Pain is a signal that something is happening and the body is going into survival mode. The body produces pain to distract us from negative emotions. Chronic pain can negatively affect the way our autonomic nervous system (ANS) functions. Deregulated states of the ANS having exhausted its reserves can contribute to altered abnormal physiological, emotional and behavioral states. The body cannot handle chronic stress leading to depression ending to an endless feeling of NO WAY OUT. There are two communicating vessels that need immediate treatment. In effect, it is a vicious cycle in which pain exacerbates the symptoms of depression and, subsequently, the induced depression exacerbates the symptoms of pain. This condition is not only present in cases of pain due to an injury, but is particularly common in cases where there is a serious health problem, such as diabetes, cardiovascular disease and cancer.

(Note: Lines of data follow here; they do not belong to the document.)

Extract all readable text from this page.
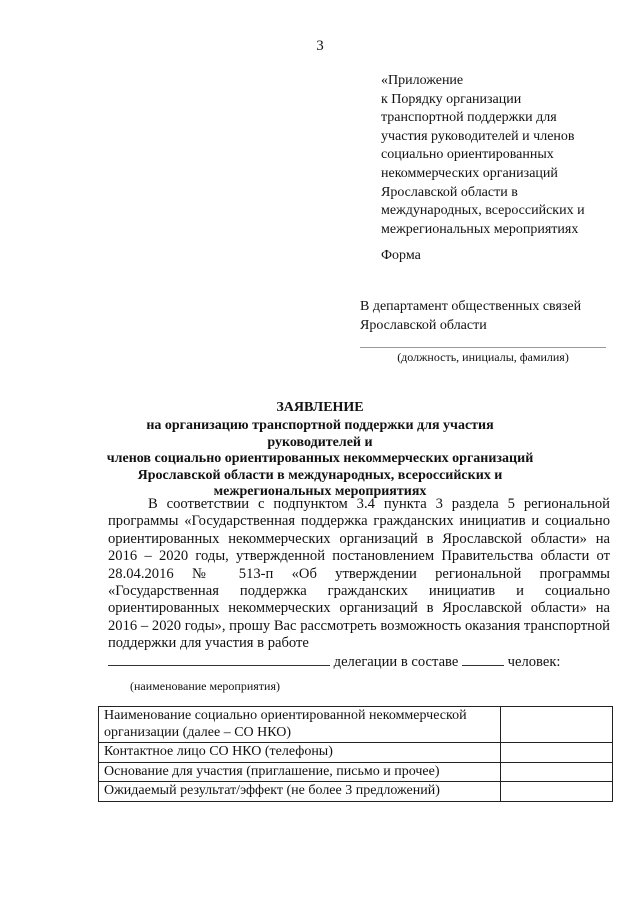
3
«Приложение
к Порядку организации
транспортной поддержки для
участия руководителей и членов
социально ориентированных
некоммерческих организаций
Ярославской области в
международных, всероссийских и
межрегиональных мероприятиях
Форма
В департамент общественных связей
Ярославской области
(должность, инициалы, фамилия)
ЗАЯВЛЕНИЕ
на организацию транспортной поддержки для участия руководителей и
членов социально ориентированных некоммерческих организаций
Ярославской области в международных, всероссийских и
межрегиональных мероприятиях

В соответствии с подпунктом 3.4 пункта 3 раздела 5 региональной программы «Государственная поддержка гражданских инициатив и социально ориентированных некоммерческих организаций в Ярославской области» на 2016 – 2020 годы, утвержденной постановлением Правительства области от 28.04.2016 № 513-п «Об утверждении региональной программы «Государственная поддержка гражданских инициатив и социально ориентированных некоммерческих организаций в Ярославской области» на 2016 – 2020 годы», прошу Вас рассмотреть возможность оказания транспортной поддержки для участия в работе
делегации в составе	человек:

(наименование мероприятия)
Наименование социально ориентированной некоммерческой организации (далее – СО НКО)	
Контактное лицо СО НКО (телефоны)	
Основание для участия (приглашение, письмо и прочее)	
Ожидаемый результат/эффект (не более 3 предложений)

Body produces pain to distract us from negative emotions.

The challenges we face as Shiatsu therapists require us to have sources of resilience. We often find ourselves in overwhelming moments during our practice and face various symptoms that let the body’s intelligence bring to surface a soul that is in pain. Resources through an Embodied Self give us resilience. It is a process of empathy and compassion that provides an appropriate ‘toolbox’ for keeping us safe to handle various situations and different cases.

In this workshop we will look at the energetics of trauma and have the opportunity to understand how the body knows and how it responds. Understanding the response and the symptoms of trauma and anxiety according polyvagal theory, we will use Focusing as an inner skill to accompany our client in their own process of healing. Touch plays a main role for regulation and our companionship to our client for co-regulating the nervous system.

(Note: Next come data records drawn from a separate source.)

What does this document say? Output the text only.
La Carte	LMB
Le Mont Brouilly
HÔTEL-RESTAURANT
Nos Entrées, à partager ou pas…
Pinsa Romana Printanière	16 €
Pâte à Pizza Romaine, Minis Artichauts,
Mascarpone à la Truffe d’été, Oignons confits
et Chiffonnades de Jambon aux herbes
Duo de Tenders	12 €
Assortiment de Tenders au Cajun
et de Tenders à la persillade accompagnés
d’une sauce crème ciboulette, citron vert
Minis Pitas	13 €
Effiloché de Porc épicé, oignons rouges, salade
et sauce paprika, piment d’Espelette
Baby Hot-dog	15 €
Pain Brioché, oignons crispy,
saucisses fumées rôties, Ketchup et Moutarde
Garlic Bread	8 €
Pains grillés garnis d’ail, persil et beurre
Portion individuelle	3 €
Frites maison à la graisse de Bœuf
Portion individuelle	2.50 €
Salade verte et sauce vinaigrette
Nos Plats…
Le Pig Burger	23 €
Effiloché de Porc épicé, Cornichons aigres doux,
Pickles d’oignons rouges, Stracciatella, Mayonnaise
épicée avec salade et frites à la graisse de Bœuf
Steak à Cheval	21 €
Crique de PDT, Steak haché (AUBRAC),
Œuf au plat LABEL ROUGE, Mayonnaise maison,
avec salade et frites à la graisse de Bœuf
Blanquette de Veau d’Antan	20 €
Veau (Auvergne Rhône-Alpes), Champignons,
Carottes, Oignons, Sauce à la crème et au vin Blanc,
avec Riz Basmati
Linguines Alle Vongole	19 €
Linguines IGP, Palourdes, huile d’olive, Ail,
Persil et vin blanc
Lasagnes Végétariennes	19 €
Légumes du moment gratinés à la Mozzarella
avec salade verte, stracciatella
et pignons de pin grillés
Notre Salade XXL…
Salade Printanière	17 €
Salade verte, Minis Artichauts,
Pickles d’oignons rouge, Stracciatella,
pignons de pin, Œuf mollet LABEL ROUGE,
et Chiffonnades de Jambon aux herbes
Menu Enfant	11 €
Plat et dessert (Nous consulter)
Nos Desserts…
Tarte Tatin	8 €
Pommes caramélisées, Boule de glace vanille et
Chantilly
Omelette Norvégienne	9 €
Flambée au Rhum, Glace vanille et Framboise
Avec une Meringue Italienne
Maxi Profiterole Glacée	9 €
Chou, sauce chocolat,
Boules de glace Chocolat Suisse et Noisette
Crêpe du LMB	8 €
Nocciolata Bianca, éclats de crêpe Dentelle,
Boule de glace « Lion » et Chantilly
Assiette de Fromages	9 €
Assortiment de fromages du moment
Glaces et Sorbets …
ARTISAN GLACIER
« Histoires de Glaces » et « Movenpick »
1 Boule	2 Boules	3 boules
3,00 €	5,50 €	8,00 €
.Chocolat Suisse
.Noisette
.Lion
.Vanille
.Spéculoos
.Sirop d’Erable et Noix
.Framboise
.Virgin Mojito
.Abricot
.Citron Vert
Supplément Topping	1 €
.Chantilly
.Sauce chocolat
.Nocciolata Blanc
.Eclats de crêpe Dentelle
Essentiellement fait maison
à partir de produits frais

How can we create the structure and context for our clients to feel welcoming enough to access and unfold their own vulnerability and then to move forward? Restoring wholeness is one task in order to work with an organism that has been shattered by trauma. Being detached from what has happened, we create the right distance to meet and make contact with what comes from far away.

We will explore and experience techniques regulating the ANS to release somatic stress and activate the parasympathetic system. It is a demanded behavior of contraction and expansion that happens through our touch. Our body doesn’t just react to threat; it transforms how we interact with other people. Our touch gives connection and presence here and now.

AND when the body feels safe and haS been heard and held, it can release the tension; it can be expanded to unfold its weakness. It can experience the freedom of HOPE.

The workshop will be intensive and experiential with a small part of theory for giving the possibility to our rational mind to acknowledge the mechanisms of the body and make the connections to emotional parts of our experience.

“Your body knows the direction of healing and life. If you take the time to listen to it through focusing, it will give you the steps in the right direction.”